La crise économique a fait éclater ce vestige de prospérité économique qu'est devenue l'Union Européenne, obligeant les Etats à faire preuve d'une solidarité, qui aurait dû être naturelle, à l'égard d'un état membre et pas n'importe lequel, le berceau de la démocratie et de l'identité européenne, la Grèce. Depuis plusieurs semaines et ces derniers jours, la monnaie unique européenne, l'euro (€), est menacée économiquement et de plus en plus contestée par une opinion publique désinformée et chauffée à blanc par les discours radicaux, de droite et de gauche, annonçant son implosion. 38% des français sont désormais partisans du rétablissement d'une monnaie nationale.

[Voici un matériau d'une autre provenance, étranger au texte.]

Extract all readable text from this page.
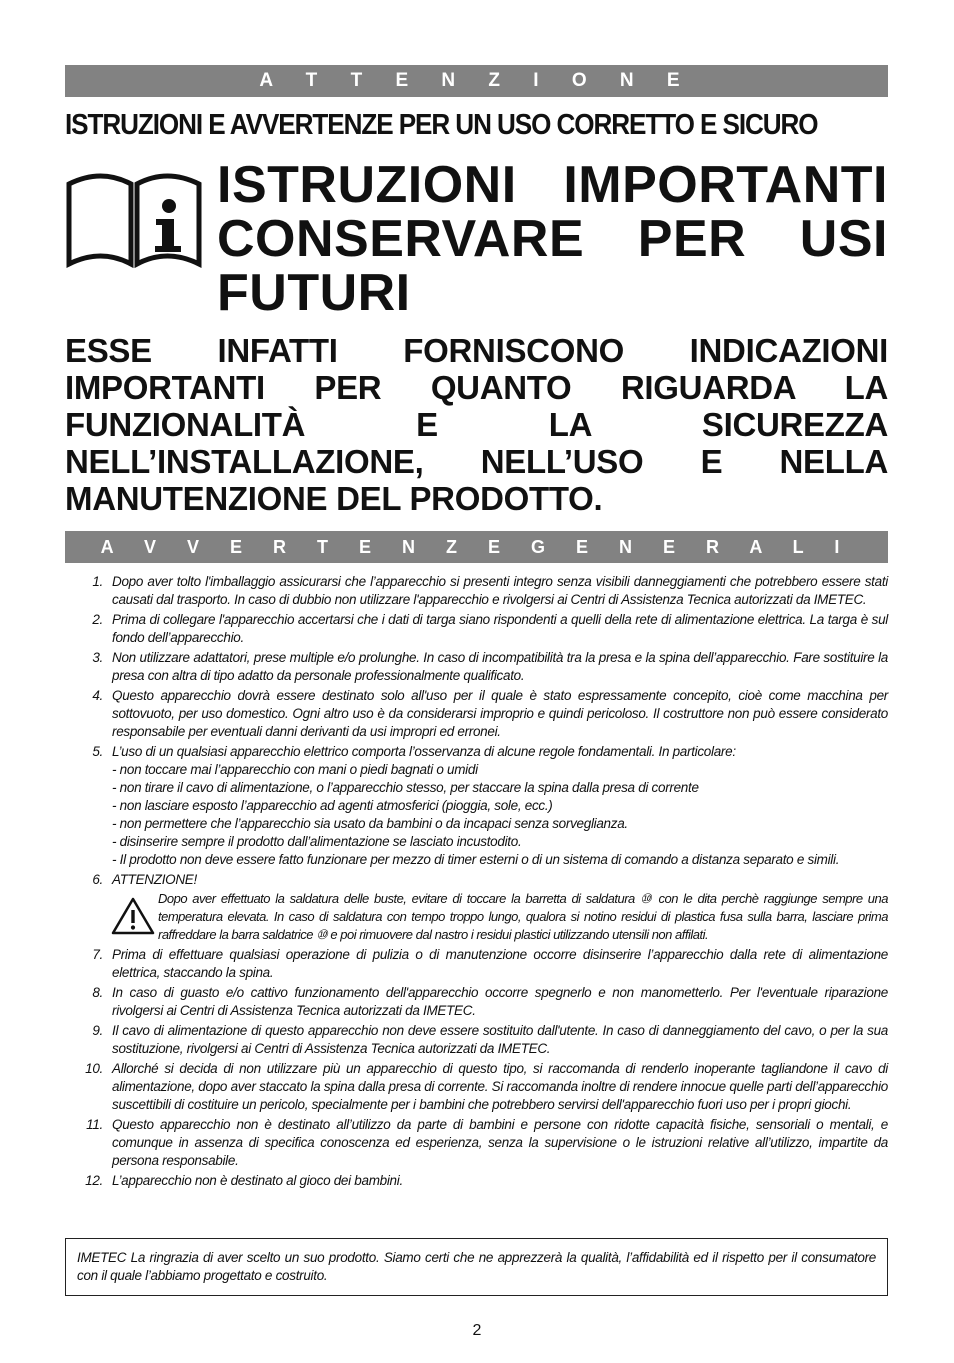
A T T E N Z I O N E
ISTRUZIONI E AVVERTENZE PER UN USO CORRETTO E SICURO
ISTRUZIONI IMPORTANTI CONSERVARE PER USI FUTURI
ESSE INFATTI FORNISCONO INDICAZIONI IMPORTANTI PER QUANTO RIGUARDA LA FUNZIONALITÀ E LA SICUREZZA NELL’INSTALLAZIONE, NELL’USO E NELLA MANUTENZIONE DEL PRODOTTO.
A V V E R T E N Z E G E N E R A L I
1. Dopo aver tolto l'imballaggio assicurarsi che l’apparecchio si presenti integro senza visibili danneggiamenti che potrebbero essere stati causati dal trasporto. In caso di dubbio non utilizzare l'apparecchio e rivolgersi ai Centri di Assistenza Tecnica autorizzati da IMETEC.
2. Prima di collegare l'apparecchio accertarsi che i dati di targa siano rispondenti a quelli della rete di alimentazione elettrica. La targa è sul fondo dell’apparecchio.
3. Non utilizzare adattatori, prese multiple e/o prolunghe. In caso di incompatibilità tra la presa e la spina dell’apparecchio. Fare sostituire la presa con altra di tipo adatto da personale professionalmente qualificato.
4. Questo apparecchio dovrà essere destinato solo all'uso per il quale è stato espressamente concepito, cioè come macchina per sottovuoto, per uso domestico. Ogni altro uso è da considerarsi improprio e quindi pericoloso. Il costruttore non può essere considerato responsabile per eventuali danni derivanti da usi impropri ed erronei.
5. L’uso di un qualsiasi apparecchio elettrico comporta l’osservanza di alcune regole fondamentali. In particolare:
- non toccare mai l’apparecchio con mani o piedi bagnati o umidi
- non tirare il cavo di alimentazione, o l’apparecchio stesso, per staccare la spina dalla presa di corrente
- non lasciare esposto l’apparecchio ad agenti atmosferici (pioggia, sole, ecc.)
- non permettere che l’apparecchio sia usato da bambini o da incapaci senza sorveglianza.
- disinserire sempre il prodotto dall’alimentazione se lasciato incustodito.
- Il prodotto non deve essere fatto funzionare per mezzo di timer esterni o di un sistema di comando a distanza separato e simili.
6. ATTENZIONE!
Dopo aver effettuato la saldatura delle buste, evitare di toccare la barretta di saldatura ⑩ con le dita perchè raggiunge sempre una temperatura elevata. In caso di saldatura con tempo troppo lungo, qualora si notino residui di plastica fusa sulla barra, lasciare prima raffreddare la barra saldatrice ⑩ e poi rimuovere dal nastro i residui plastici utilizzando utensili non affilati.
7. Prima di effettuare qualsiasi operazione di pulizia o di manutenzione occorre disinserire l’apparecchio dalla rete di alimentazione elettrica, staccando la spina.
8. In caso di guasto e/o cattivo funzionamento dell'apparecchio occorre spegnerlo e non manometterlo. Per l'eventuale riparazione rivolgersi ai Centri di Assistenza Tecnica autorizzati da IMETEC.
9. Il cavo di alimentazione di questo apparecchio non deve essere sostituito dall'utente. In caso di danneggiamento del cavo, o per la sua sostituzione, rivolgersi ai Centri di Assistenza Tecnica autorizzati da IMETEC.
10. Allorché si decida di non utilizzare più un apparecchio di questo tipo, si raccomanda di renderlo inoperante tagliandone il cavo di alimentazione, dopo aver staccato la spina dalla presa di corrente. Si raccomanda inoltre di rendere innocue quelle parti dell’apparecchio suscettibili di costituire un pericolo, specialmente per i bambini che potrebbero servirsi dell'apparecchio fuori uso per i propri giochi.
11. Questo apparecchio non è destinato all’utilizzo da parte di bambini e persone con ridotte capacità fisiche, sensoriali o mentali, e comunque in assenza di specifica conoscenza ed esperienza, senza la supervisione o le istruzioni relative all’utilizzo, impartite da persona responsabile.
12. L’apparecchio non è destinato al gioco dei bambini.
IMETEC La ringrazia di aver scelto un suo prodotto. Siamo certi che ne apprezzerà la qualità, l’affidabilità ed il rispetto per il consumatore con il quale l’abbiamo progettato e costruito.
2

Depuis la mise en place de la CECA en 1950, la construction européenne a permis la réalisation d'un marché commun, a contribué à la paix en Europe occidentale, mais n'a accouché que de seulement deux réalisations significatives, un parlement européen croupion, malheureusement dénué de la plupart des pouvoirs qu'on attend d'une assemblée, réceptacle de politiciens nationaux sur le déclin, et la monnaie unique, l'euro, introduite en 2002, et qui a fait plus pour le renforcement de l'idée européenne dans les esprits que des dizaines de milliers de discours. Or aujourd'hui, le parlement européen est maintenu sur la touche, la gouvernance économique européenne prônée par Angela Merkel et Nicolas Sarkozy, dénuée de tout volet politique sur laquelle l'asseoir, se faisant sans lui, et l'euro est en danger de mort.